I climbed King George mountain a week ago, but I took so many photos it took me a while to go through them.
This was my second attempt at climbing it. My first was back in August 2006, when I took the wrong route and had to stop short of the summit. This time I got better advice and made it the whole way last Sunday, July 25.
So, here's a view of the route from the bottom. You follow that valley up, and then bear left towards the mountain on the left. King George however is that mountain in the right background. It's a little counter-intuitive, no wonder I got lost in 2006.
Looking back from part way up. The hike in the valley is pretty wet, mushy and spongy in places, due to the stream running down it.
This is the mountain just north of King George, it's the one you have to hike towards to make it to where you can climb King George.

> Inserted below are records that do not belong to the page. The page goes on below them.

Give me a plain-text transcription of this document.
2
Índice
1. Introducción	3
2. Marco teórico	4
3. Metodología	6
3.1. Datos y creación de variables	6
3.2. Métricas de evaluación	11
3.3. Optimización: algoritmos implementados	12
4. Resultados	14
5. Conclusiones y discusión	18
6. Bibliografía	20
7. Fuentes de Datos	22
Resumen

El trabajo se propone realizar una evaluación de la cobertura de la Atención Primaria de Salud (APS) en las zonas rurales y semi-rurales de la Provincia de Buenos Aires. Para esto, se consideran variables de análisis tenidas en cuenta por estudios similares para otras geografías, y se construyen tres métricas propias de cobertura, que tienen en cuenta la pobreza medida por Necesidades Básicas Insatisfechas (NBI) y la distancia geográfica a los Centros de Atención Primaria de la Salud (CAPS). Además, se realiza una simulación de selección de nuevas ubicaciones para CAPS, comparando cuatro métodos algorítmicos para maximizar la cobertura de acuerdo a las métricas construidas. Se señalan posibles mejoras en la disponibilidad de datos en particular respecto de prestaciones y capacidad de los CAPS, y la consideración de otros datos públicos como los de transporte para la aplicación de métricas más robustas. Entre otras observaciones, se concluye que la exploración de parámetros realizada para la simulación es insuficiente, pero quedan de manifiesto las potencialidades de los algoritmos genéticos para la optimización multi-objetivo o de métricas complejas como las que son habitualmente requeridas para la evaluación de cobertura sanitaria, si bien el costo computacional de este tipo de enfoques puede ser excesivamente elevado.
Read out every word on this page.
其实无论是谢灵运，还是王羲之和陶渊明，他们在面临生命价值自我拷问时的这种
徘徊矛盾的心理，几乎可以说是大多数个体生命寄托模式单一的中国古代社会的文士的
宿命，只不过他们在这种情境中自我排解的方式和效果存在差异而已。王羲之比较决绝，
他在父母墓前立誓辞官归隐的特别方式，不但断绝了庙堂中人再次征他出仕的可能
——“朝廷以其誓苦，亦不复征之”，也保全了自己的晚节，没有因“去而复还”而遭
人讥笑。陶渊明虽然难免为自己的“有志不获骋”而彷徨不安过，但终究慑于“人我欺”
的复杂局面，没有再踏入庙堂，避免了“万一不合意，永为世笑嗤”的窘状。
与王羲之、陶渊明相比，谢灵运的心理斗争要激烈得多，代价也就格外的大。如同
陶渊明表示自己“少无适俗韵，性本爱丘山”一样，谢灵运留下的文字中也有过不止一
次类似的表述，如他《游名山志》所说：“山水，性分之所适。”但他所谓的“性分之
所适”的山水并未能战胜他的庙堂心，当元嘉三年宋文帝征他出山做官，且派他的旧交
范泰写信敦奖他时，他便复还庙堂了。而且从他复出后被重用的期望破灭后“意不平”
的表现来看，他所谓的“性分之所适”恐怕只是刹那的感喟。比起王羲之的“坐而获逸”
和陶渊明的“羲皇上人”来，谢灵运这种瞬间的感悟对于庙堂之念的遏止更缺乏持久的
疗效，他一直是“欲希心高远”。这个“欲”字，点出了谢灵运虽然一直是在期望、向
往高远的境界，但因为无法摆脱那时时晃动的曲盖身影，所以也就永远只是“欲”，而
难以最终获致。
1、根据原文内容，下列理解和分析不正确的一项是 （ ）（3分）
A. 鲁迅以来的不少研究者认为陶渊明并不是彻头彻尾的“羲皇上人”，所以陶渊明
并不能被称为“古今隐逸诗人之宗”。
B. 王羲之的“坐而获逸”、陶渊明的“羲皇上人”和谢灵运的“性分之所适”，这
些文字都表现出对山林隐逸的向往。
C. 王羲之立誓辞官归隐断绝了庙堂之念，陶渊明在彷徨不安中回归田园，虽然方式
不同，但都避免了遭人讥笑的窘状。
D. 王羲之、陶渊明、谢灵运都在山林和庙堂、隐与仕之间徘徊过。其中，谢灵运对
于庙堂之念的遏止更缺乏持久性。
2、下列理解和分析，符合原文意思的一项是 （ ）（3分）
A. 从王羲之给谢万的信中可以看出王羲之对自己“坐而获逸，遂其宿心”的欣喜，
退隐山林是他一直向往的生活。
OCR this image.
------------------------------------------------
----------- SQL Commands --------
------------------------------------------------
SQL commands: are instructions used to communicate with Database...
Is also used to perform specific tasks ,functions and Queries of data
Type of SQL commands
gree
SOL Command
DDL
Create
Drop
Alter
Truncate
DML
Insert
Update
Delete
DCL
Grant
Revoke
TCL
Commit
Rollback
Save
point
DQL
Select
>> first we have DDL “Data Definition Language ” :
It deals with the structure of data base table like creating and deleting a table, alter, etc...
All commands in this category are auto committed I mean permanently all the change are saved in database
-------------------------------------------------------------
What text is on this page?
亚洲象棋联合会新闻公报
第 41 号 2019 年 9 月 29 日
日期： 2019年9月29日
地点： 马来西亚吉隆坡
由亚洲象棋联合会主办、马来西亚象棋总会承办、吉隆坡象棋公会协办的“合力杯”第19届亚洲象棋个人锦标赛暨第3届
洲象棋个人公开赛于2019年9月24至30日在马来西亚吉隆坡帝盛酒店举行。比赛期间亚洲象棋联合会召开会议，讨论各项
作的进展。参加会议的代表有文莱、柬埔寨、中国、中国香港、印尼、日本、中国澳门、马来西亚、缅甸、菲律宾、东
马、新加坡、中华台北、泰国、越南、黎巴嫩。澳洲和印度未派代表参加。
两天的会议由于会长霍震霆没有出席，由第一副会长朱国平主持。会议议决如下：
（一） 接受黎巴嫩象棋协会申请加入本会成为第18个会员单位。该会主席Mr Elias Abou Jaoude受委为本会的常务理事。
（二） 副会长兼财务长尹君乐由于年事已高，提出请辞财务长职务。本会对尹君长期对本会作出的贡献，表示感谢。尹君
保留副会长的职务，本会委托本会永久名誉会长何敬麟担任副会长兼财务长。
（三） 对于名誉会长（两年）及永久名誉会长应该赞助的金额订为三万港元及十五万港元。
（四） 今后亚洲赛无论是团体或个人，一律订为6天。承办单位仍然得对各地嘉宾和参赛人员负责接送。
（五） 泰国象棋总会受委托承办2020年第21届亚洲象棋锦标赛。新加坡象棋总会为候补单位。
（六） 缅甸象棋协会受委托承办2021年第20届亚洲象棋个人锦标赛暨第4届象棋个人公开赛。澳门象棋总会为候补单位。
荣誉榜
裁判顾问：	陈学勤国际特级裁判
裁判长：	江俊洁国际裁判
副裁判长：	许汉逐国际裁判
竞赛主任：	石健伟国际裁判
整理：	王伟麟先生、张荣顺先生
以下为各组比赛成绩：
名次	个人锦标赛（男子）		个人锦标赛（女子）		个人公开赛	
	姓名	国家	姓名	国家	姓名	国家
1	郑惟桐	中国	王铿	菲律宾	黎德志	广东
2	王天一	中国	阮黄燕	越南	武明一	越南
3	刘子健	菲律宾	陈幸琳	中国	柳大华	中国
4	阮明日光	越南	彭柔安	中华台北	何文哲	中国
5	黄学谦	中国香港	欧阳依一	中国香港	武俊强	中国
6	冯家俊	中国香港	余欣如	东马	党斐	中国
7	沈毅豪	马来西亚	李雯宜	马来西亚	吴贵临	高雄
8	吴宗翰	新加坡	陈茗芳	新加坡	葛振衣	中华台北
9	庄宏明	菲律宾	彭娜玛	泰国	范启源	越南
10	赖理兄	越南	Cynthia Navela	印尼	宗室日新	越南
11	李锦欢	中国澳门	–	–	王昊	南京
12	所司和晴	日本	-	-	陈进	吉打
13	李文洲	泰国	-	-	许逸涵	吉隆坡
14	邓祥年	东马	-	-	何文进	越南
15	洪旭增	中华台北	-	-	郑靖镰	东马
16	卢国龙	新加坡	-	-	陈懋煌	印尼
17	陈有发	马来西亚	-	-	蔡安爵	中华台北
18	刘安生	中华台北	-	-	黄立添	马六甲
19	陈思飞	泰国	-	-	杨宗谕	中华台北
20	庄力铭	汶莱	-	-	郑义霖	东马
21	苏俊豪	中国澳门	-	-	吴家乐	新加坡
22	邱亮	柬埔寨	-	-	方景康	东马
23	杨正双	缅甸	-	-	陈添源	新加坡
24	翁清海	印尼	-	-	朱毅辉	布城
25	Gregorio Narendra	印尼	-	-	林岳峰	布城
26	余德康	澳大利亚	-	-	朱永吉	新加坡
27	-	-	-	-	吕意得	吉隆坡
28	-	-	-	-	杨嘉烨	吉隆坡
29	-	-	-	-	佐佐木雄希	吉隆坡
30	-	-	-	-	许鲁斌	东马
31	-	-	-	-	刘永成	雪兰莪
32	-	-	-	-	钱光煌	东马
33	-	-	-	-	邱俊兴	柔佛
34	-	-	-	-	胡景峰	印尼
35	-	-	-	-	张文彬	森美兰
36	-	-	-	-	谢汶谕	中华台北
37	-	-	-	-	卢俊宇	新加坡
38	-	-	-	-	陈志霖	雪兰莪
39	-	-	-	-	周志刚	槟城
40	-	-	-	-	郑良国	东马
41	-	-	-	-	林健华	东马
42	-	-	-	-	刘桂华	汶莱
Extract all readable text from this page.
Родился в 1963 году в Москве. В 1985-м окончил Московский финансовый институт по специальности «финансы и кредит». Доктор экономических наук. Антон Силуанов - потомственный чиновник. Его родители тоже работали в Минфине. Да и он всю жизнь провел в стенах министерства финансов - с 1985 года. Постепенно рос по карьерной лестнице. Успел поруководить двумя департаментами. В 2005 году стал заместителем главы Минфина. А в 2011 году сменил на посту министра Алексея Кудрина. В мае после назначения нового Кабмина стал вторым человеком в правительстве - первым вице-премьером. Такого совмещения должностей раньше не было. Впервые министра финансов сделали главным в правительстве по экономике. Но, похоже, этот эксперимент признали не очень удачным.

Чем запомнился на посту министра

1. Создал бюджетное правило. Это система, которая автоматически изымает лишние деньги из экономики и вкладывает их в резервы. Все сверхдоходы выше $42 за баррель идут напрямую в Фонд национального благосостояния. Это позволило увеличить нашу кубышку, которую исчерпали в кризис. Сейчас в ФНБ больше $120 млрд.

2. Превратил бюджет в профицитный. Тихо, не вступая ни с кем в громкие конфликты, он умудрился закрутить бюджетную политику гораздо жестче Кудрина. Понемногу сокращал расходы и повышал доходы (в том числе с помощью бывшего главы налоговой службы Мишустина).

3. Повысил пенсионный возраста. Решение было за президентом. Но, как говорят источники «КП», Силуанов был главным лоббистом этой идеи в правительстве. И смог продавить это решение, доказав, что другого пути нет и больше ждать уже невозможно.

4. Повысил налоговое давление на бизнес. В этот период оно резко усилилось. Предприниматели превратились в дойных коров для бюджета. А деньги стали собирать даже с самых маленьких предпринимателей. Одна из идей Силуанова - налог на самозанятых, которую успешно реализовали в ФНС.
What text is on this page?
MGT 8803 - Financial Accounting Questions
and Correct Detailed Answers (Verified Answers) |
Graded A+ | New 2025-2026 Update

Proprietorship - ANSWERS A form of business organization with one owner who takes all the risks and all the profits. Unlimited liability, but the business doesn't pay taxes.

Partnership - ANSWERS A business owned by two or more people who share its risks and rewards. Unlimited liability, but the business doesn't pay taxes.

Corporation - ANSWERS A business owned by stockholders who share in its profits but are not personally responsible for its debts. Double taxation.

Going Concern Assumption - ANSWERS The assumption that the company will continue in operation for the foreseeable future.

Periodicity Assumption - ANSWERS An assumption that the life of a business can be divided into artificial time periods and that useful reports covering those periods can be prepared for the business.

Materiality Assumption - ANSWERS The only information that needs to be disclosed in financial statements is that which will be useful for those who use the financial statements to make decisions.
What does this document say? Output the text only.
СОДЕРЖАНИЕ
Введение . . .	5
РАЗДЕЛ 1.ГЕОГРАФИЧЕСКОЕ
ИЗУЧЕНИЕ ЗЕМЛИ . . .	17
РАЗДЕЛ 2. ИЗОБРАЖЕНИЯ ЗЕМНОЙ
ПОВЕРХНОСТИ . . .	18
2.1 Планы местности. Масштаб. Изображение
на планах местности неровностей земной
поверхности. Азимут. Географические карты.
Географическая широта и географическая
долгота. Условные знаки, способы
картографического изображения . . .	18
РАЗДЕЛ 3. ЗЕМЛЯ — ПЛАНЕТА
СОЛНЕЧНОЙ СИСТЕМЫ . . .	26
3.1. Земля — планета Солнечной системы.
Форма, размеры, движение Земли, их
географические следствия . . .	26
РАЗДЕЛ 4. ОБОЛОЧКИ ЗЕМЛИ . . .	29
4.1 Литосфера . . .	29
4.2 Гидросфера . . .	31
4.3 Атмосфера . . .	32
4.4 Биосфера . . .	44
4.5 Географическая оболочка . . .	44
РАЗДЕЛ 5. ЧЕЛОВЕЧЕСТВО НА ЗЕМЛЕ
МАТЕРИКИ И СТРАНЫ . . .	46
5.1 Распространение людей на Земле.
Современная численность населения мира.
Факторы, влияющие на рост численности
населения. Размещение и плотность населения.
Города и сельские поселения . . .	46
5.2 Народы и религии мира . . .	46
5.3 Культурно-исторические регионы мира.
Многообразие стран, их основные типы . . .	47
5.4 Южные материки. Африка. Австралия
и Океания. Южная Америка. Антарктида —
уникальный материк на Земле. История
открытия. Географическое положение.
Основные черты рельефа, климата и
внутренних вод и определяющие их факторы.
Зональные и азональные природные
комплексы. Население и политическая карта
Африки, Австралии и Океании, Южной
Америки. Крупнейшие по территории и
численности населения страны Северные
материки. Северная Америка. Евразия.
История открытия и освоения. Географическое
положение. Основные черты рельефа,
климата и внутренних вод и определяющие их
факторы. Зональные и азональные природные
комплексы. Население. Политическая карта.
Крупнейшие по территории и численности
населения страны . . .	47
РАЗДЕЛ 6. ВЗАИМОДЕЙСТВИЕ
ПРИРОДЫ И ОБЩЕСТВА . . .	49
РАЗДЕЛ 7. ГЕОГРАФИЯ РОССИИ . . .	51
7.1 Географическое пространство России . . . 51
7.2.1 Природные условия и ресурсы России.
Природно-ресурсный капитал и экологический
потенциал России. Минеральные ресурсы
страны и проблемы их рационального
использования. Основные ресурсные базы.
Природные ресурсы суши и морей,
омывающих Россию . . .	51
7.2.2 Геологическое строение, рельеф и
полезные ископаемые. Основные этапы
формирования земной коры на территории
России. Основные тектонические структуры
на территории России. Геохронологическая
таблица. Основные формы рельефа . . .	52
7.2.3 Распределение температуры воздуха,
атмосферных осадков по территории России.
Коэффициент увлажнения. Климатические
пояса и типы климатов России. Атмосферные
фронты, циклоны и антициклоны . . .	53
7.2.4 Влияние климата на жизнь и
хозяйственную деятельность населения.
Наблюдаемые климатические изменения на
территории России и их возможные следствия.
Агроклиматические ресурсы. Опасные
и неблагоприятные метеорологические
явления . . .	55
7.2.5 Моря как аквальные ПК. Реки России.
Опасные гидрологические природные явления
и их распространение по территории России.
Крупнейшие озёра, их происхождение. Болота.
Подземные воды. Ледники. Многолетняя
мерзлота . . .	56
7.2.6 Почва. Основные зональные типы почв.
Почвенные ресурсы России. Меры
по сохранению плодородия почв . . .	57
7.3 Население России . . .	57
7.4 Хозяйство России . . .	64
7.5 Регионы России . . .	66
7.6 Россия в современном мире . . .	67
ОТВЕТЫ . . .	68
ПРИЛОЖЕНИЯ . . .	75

A friend mentioned that the top of King George from this view looks like a fortress. It does, doesn't it? I think this is probably the incorrect route I took back in 2006. It looks insurmountable at the top from here, so I don't know what I was thinking.
Looking back again...
Getting closer to the top, this is a gravel hill on the route. On the way back I was on the other side of the stream, which was spongier but an easier walk overall. This gravel was steeper to hike sideways on than it looks here.
Isn't this cool, these fallen rocks from the hard "cap" of the mountain? They're huge, you can't tell the scale here, but take my word for it.
Looking back again... this part of the hike is about to get into some thick moss that is very spongy - and nice and cushioned on the way down- the sort of thing that would be absolutely forbidden to walk on in a national park, but hey, there are no trails here, there's no choice!
So, as you come over the "saddle" between the two mountains, you get this view off to the northeast, with another stream heading down the other way:
Another view of it from a little further up. It's such a bright sunny day, no shadows at all on the landscape!
This is what a lot of the climb looks like from here up, loose gravel hills:
Looking east. Still some snow up here:
Looking northwest at the mountain that's just north of King George. Still not at the top yet...
There's a rocky outcrop which made a perfect stop to take a picture of the route just taken, and of the isthmus that the community is located on, you can see it in the bay on the left. The bay on the left is Arctic Bay, the one on the right is Victor Bay.
Isn't this cool? This is looking at part of the "fortress" rock from the back, it's a lot more spectacular looking from this angle!
Looking east again- there's a mountain-cap glacier waaaaay off in the distance where the land meets the sky, see it?
OK, this is what the top of the mountain looks like, still looking east. The tops of the mountains around here are flat plateaus.
Once you get out to the western edge (which is still at least 20 minutes of hiking once you get more or less to the top of the mountain, the gradual incline continues the whole way though), there is this cairn. It's big, taller than hikers:
Below the cairn on a ledge, is this inukshuk:
Hike a few minutes south, (with the mountain top so large and flat, you have to hike around to see the views), and this is the view to the southeast:
Near the cairn, this is a look from above at the hard rock capping King George mountain, the "fortress" as my friend put it:
View to the west. This is Arctic Bay, which is off Adams Sound (left part of the photo), which is off of Admiralty Inlet (background of the photo). It's very clear, you can see the cliffs of the far side of Admiralty inlet in the background. You could see them a lot more clearly in real life up there.
I like this photo, it shows the isthmus really well between the two bays, and a great view of the peninsula west of Arctic Bay. That switchback road in the middle ground is the new road to the new sewage lagoon, that they are working on possibly 24 hours a day (they do take breaks, but I often see them working in the middle of the "night"). You could hear a lot of noise from the big trucks and machinery working on this hike, it wasn't the usual wilderness hike in the auditory sense.
One more view of the cap-rock formations on the way back. Those colours on the background hills just grab me!
... and the way down would be the same as the way up, so I'll spare you, although I did take some more photos on the way down!